1.2 Regard sur les pin-up allemandes.
Les pin-up présentes sur les couvertures des magazines
tels que Gondel, Paprika ou Mix s'inscrivent dans la
tradition des pin-up américaines. Les pin-up allemandes
possèdent, tout d'abord, la même plastique que leurs cousines
américaines. Elles ont, elles aussi, un visage enfantin et frais. Elles
portent systématiquement les accessoires de séduction les plus
courants.
Ces pin-up allemandes, vêtues selon la dernière
mode, portent des vêtements très sexy qui mettent en valeur leurs
formes féminines. En tant que sex-symbol, elles ne doivent pas se
déroger à cette fonction, il n'existe pas ou peu de pin-up en
pantalon. Il arrive souvent que, comme leurs homologues américains, les
artistes allemands pour rendre leurs pin-up plus sexy, les vêtissent d'un
déshabillé de voile.
Les mises en scènes dans lesquelles elles apparaissent
sont aussi issues du quotidien. Par exemple, une couverture de Gondel
datant de 1952 présente une pin-up en petite tenue (culotte et soutien
gorge blanc) et talons aiguilles, allongée sur le dos pour pratiquer ses
exercices de mises en formes (abdominaux) (Ill. 61). Elle soutient son
bassin avec ses mains dont les ongles sont vernis. Une de ses jambes est
légèrement repliée. Derrière elle, on devine un
décor de chambre : rideau vert et paravent mauve. Cette pin-up
blonde, regarde le voyeur en souriant comme les pin-up américaines. Mais
à la différence celles américaines, les pin-up allemandes,
pour la grande majorité, regardent le spectateur de manière plus
franche, présupposant évidemment que celui-ci est un homme. Ce
regard franc et séducteur renforcé par un sourire enjoliveur
permet là aussi de déculpabiliser le spectateur-voyeur. Les
figures féminines allemandes s'inscrivent alors dans un autre registre,
celui de la complicité et de la confiance, en comparaison avec leurs
cousines américaines. L'invitation est plus directe, le regard,
renforcé par le sourire, est plus incitateur (Ill. 62, 63).
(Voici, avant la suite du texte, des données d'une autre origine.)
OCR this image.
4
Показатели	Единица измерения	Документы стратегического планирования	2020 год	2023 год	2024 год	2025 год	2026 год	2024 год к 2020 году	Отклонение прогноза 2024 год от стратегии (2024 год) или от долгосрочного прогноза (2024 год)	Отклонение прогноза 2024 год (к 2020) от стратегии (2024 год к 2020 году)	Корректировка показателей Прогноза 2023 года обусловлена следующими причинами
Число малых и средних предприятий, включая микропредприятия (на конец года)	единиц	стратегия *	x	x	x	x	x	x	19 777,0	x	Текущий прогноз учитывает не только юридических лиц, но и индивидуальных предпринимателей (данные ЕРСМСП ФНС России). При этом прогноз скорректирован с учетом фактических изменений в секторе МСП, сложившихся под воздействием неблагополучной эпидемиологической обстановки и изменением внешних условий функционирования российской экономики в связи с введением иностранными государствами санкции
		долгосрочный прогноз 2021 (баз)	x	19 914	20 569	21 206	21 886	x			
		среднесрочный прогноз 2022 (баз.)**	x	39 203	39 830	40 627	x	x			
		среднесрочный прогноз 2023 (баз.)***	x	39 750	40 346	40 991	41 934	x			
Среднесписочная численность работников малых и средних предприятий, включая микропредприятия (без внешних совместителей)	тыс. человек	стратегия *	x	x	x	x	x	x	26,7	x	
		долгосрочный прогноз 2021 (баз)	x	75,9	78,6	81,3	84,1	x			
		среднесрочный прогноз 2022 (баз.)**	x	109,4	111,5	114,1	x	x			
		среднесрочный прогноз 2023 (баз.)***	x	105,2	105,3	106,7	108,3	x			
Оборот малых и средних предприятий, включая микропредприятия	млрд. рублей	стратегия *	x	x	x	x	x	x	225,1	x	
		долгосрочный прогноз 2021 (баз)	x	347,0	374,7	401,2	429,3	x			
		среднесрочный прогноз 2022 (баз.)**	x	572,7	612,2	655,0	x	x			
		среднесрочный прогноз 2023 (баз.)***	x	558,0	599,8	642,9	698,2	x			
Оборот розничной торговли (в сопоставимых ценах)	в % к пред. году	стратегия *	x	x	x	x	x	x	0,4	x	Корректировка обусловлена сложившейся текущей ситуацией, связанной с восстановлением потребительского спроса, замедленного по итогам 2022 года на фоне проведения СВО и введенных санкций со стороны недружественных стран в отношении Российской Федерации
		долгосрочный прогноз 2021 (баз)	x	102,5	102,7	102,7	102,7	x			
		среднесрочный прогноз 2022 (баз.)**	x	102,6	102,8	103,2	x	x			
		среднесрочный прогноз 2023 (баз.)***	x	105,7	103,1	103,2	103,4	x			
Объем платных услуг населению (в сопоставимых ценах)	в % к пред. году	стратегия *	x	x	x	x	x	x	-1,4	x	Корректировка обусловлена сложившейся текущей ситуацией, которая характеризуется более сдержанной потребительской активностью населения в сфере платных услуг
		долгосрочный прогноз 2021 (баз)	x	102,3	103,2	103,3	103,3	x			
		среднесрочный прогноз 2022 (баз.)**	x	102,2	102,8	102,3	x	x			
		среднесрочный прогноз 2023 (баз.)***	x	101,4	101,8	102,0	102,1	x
Par contre, comme avec les pin-up américaines, la
crédibilité de la mise en scène importe peu : dans la
couverture de Gondel la pin-up fait ses exercices sportifs en talons
aiguilles et sous-vêtements. Les artistes allemands instrumentalisent
eux-aussi la scène afin de découvrir, dévoiler la lingerie
de leurs filles. Dans la couverture décrite précédemment,
la position peu commune de la pin-up permet à l'artiste de mettre
l'accent sur les jambes de celle-ci. En effet, les deux tiers de la couverture
du magazine sont occupés par les jambes fines et lisses de la pin-up.
D'autres magazines allemands utilisent aussi ce
procédé : un numéro de Mix de l'année
1950 présente une pin-up qui s'apprête à sortir (Ill.
64). Elle est vêtue d'une robe de soirée en soie ou satin
bleu métallisé. Sa poitrine est mise en valeur grâce
à sa robe bustier et à la rose décorative placée
entre ses deux seins. Elle est accessoirisée : talons hauts et immenses
gants assortis à la robe. Un jeune groom derrière elle lui tend
son manteau de fourrure. Il semble déstabilisé par la belle. En
effet celle-ci a remonté sa robe jusqu'en haut de ses cuisses pour
pouvoir fixer ses bas aux agrafes de son porte-jarretelles, nous
dévoilant ainsi ses longues jambes ornées de bas couleur chair.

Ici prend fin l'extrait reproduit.